ADDITIONAL TREATMENT AND CLINICAL PROGRESS
The patient had a good postoperative course and recovered her baseline functional status in a few weeks. A metastatic work up including spinal MRI showed no evidence of disease. She was included in the "Baby POG" protocol, and received two rounds of cyclophosphamide plus vincristine followed by one round of cis-platinum and VP-16. Post-chemotherapy evaluation revealed a minimal response, with an estimated 20% reduction in the residual tumor. She received a second course of the same treatment, but her follow-up MRI revealed further progression of the disease and dissemination of the tumor seven months after the diagnosis.
DISCUSSION
Atypical teratoid/rhabdoid tumor of the central nervous system (ATRT) is an aggressive childhood neoplasm sharing histopathologic features with both central primitive neuroectodermal tumors (cPNET) and peripheral malignant rhabdoid tumors (MRT). Cytogenetic and other molecular studies have determined these tumors to have closer relationship to MRT. While the most common cytogenetic abnormality in cPNETs involves chromosome 17 i(17q), both ATRT and MRT share monosomy of chromosome 22 2, or at least genetic losses in the distal part of the long arm of chromosome 22 3. The putative mechanism of tumorigenesis is inactivation of a still to be defined tumor supressor gene (TSG) distinct from the NF-2 gene, located in the distal long arm of chromosome 22. The same, or a different but closely placed, TSG may be responsible for the development of meningiomas.4 Of special interest in this case is the presence of a constitutive ring chromosome 22 abnormality in this child. Ring chromosome 22 generally involves loss of the distal part of the long arm of the chromosome, including the locus for the putative TSG. In fact, childhood meningiomas and multiple meningiomas have been previously described in patients with constitutional ring chromosome 22 5,6. To my knowledge, this is the first case of ATRT presenting in a patient with ring chromosome 22. Further molecular studies are being performed to determine the status of the other allele in the neoplastic tissue. Ota et al., 7 after studying two MRT cell lines (one of renal and the other of extrarenal origin) by immunocytochemical, ultrastructural and cytogenetic techniques, concluded that in both cases the cells have neuroectodermal as well as mesenchymal differentiating potential. Based on this pluripotentiality, they suggest a neural crest origin and propose to classify MRT as a subtype of cPNET.
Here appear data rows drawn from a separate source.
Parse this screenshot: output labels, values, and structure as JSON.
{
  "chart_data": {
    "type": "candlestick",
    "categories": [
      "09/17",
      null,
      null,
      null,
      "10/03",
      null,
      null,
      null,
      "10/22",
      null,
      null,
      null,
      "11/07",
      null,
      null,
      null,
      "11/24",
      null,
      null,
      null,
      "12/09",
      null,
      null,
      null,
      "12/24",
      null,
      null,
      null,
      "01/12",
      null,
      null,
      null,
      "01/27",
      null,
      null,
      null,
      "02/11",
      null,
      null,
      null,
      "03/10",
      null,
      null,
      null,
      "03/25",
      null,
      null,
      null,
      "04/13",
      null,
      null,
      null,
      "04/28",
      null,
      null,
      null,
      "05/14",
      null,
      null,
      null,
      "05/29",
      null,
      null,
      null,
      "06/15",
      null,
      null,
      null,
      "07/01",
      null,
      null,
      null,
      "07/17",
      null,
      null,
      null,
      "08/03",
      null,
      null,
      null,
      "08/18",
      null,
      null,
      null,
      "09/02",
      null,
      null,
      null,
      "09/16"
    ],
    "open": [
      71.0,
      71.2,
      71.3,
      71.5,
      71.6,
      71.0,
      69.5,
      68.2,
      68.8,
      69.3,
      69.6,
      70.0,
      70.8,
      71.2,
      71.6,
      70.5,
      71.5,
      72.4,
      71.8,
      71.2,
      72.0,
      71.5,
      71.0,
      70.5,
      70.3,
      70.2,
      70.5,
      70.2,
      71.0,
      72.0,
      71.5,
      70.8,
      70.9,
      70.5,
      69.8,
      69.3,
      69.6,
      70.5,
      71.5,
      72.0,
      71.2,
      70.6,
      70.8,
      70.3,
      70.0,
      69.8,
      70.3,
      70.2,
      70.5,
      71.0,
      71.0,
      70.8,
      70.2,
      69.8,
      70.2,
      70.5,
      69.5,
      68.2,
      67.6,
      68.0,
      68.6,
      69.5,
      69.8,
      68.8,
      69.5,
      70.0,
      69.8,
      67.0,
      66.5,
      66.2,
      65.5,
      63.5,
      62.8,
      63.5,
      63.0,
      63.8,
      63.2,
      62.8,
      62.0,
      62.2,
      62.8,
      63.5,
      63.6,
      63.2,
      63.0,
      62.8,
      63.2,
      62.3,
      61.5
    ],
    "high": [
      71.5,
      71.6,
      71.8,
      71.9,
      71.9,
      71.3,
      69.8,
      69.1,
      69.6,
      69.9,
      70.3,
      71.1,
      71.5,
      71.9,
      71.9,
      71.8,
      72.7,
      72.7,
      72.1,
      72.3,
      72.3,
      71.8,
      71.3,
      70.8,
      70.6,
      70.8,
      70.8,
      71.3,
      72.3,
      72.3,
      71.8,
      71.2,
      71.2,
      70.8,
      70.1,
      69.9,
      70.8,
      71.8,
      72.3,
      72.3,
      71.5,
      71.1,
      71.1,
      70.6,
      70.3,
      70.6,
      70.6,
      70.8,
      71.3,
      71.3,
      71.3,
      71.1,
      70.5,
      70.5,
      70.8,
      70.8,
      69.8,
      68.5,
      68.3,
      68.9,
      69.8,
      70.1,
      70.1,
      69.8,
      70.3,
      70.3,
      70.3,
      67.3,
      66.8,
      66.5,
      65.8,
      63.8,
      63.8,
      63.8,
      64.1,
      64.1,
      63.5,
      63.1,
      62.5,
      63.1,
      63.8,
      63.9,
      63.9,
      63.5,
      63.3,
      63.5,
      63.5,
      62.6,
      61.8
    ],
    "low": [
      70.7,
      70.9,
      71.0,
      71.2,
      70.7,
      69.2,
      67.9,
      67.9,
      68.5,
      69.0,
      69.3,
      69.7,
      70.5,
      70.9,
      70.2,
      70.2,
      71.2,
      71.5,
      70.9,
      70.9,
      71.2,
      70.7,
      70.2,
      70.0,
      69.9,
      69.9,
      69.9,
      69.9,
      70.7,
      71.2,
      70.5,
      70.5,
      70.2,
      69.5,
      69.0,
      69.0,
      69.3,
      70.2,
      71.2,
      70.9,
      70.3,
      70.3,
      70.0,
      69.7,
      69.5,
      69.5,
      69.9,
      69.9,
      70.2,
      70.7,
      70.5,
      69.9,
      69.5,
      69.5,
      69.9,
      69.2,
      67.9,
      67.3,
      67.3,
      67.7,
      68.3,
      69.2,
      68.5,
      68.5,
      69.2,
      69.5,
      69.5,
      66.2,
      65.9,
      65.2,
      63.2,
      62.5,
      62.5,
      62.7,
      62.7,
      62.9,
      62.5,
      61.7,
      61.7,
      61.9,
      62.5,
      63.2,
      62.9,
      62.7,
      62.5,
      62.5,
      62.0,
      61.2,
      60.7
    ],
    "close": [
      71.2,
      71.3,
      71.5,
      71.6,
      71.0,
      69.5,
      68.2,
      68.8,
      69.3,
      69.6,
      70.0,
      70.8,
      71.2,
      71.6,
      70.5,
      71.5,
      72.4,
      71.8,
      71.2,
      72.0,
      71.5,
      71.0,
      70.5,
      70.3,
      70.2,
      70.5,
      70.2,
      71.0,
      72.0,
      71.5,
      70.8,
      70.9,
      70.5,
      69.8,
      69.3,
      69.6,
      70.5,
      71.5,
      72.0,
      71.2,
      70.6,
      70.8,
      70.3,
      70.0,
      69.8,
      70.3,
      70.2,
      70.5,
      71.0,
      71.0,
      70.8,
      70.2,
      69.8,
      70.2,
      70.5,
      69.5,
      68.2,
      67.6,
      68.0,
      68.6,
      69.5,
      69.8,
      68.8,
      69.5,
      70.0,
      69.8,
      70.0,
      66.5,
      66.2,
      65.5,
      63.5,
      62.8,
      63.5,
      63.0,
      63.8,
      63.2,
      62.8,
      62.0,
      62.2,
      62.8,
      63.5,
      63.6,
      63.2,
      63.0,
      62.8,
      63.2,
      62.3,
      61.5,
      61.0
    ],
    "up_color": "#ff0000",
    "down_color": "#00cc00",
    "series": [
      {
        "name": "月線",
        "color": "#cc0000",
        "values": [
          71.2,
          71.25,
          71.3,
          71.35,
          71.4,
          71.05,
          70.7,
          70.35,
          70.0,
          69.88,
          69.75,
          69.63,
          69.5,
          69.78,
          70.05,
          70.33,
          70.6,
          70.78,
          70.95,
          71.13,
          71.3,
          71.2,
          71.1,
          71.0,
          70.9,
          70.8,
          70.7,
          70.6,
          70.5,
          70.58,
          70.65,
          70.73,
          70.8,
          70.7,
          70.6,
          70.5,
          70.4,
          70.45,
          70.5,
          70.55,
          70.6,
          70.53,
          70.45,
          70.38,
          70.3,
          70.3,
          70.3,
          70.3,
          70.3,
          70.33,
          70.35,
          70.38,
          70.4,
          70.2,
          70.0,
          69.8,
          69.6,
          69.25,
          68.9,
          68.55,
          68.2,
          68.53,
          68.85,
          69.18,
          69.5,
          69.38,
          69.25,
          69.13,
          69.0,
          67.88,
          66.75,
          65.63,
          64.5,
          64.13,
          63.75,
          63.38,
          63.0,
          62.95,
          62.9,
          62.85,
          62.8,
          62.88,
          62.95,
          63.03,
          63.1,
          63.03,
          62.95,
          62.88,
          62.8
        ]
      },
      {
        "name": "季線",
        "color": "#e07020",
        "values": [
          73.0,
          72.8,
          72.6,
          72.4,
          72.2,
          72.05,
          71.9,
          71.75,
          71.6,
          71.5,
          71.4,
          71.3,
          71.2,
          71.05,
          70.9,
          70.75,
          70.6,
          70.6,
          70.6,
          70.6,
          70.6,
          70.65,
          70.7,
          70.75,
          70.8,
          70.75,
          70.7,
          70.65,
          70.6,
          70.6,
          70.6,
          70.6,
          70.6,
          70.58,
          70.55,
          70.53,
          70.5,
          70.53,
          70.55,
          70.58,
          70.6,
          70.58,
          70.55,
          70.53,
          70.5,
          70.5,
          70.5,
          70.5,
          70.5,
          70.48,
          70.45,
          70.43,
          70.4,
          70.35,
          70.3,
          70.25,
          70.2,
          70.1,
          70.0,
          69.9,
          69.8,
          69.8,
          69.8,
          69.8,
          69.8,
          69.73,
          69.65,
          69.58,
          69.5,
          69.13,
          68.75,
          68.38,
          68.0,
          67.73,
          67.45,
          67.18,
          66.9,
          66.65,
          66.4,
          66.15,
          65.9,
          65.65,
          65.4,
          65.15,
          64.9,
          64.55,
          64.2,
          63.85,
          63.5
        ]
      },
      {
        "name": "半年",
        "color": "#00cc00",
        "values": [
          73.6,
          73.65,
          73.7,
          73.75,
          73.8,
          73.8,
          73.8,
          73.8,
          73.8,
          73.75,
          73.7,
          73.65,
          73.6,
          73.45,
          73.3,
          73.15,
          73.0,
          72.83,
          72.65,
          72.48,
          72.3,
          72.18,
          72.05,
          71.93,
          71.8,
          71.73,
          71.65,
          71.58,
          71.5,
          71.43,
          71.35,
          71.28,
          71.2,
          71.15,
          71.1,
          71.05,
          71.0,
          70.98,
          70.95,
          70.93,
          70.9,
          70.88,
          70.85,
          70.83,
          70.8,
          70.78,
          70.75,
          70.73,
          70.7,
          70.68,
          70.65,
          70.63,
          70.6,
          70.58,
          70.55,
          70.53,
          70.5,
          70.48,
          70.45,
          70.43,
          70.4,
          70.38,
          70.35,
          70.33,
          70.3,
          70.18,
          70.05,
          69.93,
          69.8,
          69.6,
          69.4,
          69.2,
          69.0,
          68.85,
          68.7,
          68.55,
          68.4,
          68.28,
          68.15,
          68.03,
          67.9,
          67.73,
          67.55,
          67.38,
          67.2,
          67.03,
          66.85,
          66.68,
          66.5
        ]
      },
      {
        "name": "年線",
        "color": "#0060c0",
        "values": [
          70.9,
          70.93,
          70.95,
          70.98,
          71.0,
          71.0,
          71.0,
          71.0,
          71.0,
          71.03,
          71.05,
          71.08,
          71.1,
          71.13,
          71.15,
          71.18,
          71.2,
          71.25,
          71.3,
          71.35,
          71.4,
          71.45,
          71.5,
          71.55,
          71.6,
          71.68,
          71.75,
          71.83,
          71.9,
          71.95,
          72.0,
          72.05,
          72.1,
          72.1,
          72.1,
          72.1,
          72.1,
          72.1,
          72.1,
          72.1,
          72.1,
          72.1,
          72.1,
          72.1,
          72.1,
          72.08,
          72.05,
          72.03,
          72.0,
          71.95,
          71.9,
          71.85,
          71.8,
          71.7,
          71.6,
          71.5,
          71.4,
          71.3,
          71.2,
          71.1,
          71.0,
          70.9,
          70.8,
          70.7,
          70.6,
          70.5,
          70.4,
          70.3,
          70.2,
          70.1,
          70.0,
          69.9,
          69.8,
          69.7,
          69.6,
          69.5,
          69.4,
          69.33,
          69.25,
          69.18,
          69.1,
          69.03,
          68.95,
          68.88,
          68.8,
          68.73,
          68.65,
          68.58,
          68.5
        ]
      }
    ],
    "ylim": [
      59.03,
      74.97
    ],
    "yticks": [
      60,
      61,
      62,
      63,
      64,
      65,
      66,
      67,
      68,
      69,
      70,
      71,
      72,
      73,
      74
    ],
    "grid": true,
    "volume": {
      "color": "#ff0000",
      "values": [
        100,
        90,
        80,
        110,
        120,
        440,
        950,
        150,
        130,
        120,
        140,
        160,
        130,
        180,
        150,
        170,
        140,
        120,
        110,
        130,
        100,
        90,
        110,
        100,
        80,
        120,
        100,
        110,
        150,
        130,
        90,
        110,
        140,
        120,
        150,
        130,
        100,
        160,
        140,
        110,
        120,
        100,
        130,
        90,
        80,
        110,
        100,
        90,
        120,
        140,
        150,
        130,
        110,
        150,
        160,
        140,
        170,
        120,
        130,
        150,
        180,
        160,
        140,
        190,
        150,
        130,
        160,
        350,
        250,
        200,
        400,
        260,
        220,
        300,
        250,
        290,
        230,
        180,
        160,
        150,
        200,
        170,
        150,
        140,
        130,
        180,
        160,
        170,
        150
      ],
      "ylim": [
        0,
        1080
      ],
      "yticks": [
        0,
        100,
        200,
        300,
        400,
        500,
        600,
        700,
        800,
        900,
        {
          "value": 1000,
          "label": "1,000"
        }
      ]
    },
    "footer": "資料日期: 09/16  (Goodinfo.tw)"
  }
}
The most extensive and recent review of ATRT with detailed clinical, radiologic and pathologic description of 52 cases is that of Rorke et al. 8 Histopathologically, all tumors contain groups of rhabdoid cells in differing proportions. A minority of the tumors are exclusively composed of rhabdoid cells, and the rest have an admixture of rhabdoid with cPNET, mesenchymal and / or epithelial components. The immunohistochemical pattern of staining varies among the different components, but the rhabdoid cells are almost uniformly positive for epithelial membrane antigen, Vimentin and smooth muscle actin. GFAP, cytokeratin and neurofilament antibodies immunoreact with the rhabdoid component of most cases, both in the intracranial (ATRT) as well as the extracranial locations (MRT) 9,10. Desmin is immunoreactive in the rhabdoid component of a minority of tumors.
The admixture of different histologic patterns in the majority of ATRT of the CNS is a subject of much interest. Unlike teratomas, the other type of tumor composed of cells of mixed embryologic origin in which the cell of origin is a germ cell, the cell of origin in ATRT is unknown.